While the immediate impulse for the surging interest in “quick draw” or “fast draw” may stem from the recent acquittal of young vigilante Wyatt Rottenhorse, it draws on a long American tradition. “It’s a revival of the Old West,” says Delbert Tombstone, proprietor of the new Wild Bill Hickok Rapid Fire Academy in Indians End, Ohio.
The Hickok Academy offers a fairly typical selection of courses. For the beginner, there are classes in the firing of various categories of firearms: pistols, rifles, semi-automatic weapons, and nearly any other weapon the student can afford. There is even a course in the use of the Gatling gun, although Tombstone stresses, “There’s no real way to start shooting quickly with that, and it’s hard to carry in a holster.”
Those already familiar with their firearm are then trained in all the aspects of face-to-face shootouts. This of course centers on the prime concern, which is shooting before, and more accurately than, one’s opponent.
But is also covers the finer points, including legal considerations. “It’s important before you open fire,” Tombstone explains, “to be reasonably confident that the other guy really intends to do you harm. That doesn’t mean you have to let him have the first shot, but it does mean he has to be threatening.” For this aspect, the Hickok course includes modules on “how to recognize a threatening look” and “how to recognize a threatening appearance.” “Getting these right,” Tombstone continues, “is really crucial, because it means you don’t have to wait until you see the enemy’s weapon, which might be concealed.”

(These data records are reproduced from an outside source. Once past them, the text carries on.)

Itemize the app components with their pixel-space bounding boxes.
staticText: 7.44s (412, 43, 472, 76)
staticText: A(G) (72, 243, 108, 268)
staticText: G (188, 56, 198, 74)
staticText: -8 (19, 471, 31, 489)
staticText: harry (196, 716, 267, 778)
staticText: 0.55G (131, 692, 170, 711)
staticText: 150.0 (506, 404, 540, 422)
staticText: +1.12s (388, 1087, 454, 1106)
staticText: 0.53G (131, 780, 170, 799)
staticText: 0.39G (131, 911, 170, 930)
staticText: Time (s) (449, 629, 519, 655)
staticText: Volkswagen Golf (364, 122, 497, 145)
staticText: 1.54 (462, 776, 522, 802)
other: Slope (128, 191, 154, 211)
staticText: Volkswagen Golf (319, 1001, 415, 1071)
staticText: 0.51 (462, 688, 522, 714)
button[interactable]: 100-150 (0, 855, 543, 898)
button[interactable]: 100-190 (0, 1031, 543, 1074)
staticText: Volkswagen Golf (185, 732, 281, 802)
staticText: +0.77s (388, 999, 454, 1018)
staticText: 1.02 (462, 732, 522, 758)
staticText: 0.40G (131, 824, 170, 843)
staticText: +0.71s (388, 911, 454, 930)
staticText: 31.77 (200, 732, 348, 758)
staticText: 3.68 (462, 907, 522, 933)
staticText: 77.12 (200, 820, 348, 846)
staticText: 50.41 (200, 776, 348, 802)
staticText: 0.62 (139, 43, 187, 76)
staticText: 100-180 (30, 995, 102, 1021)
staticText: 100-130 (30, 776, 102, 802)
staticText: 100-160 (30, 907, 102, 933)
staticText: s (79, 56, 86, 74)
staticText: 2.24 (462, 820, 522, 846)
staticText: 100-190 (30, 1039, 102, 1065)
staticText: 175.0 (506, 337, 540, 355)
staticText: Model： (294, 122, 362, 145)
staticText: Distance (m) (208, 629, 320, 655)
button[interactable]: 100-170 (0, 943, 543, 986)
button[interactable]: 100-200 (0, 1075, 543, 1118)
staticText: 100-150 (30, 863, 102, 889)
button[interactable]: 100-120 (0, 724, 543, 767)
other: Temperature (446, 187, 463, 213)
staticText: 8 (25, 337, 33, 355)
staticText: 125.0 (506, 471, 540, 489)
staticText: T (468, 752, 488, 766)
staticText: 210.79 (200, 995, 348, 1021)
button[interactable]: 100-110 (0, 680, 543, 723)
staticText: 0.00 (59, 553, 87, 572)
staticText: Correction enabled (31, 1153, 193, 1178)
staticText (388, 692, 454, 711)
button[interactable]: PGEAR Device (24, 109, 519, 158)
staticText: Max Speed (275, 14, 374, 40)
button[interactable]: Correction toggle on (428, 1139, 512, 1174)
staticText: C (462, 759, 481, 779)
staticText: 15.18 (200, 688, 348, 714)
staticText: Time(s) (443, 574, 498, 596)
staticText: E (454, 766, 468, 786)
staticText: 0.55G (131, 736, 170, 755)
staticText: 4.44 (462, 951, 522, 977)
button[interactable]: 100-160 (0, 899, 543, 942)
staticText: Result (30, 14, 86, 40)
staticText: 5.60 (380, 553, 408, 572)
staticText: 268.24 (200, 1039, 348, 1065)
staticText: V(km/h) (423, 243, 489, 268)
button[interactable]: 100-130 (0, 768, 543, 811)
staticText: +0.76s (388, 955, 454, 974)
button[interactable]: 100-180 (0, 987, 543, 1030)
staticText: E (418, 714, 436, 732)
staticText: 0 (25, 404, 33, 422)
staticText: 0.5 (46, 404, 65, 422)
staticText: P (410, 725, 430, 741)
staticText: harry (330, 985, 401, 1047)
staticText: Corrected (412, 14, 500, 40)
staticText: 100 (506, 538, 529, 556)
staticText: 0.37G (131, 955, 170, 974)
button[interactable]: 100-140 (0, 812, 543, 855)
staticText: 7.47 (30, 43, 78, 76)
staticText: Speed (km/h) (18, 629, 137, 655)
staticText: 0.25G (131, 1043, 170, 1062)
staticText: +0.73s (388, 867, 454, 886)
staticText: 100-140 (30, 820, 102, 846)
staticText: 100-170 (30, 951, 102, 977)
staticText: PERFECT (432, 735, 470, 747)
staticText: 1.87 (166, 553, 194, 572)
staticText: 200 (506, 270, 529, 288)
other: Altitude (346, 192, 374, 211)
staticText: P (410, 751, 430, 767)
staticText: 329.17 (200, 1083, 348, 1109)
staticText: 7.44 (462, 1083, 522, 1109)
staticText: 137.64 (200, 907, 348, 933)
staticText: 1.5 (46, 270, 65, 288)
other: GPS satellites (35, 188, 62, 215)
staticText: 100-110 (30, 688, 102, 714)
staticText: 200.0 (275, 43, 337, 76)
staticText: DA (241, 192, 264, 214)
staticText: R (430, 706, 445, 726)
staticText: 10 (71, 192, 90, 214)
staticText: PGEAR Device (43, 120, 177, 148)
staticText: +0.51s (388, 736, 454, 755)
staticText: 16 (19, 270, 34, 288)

Legal analysts consulted by Rooters say that Tombstone is right regarding the centrality of threat and recognizing it early. This was illustrated by the trial judge in Rottenhorse’s trial, Justice Shredder, who ruled that the people shot by the defendant could not be referred to as “victims” but could be called “looters,” “dangerous enemies,” “threatening nasties,” or, more simply, “the dead.”
Beyond the purely economic boom he and businesses like his are enjoying, Tombstone argues that the new industry will have a beneficial effect on American culture more generally: “We’re going back to our roots in the Old West: shooting anyone who seems dangerous. Or rude. Whatever.”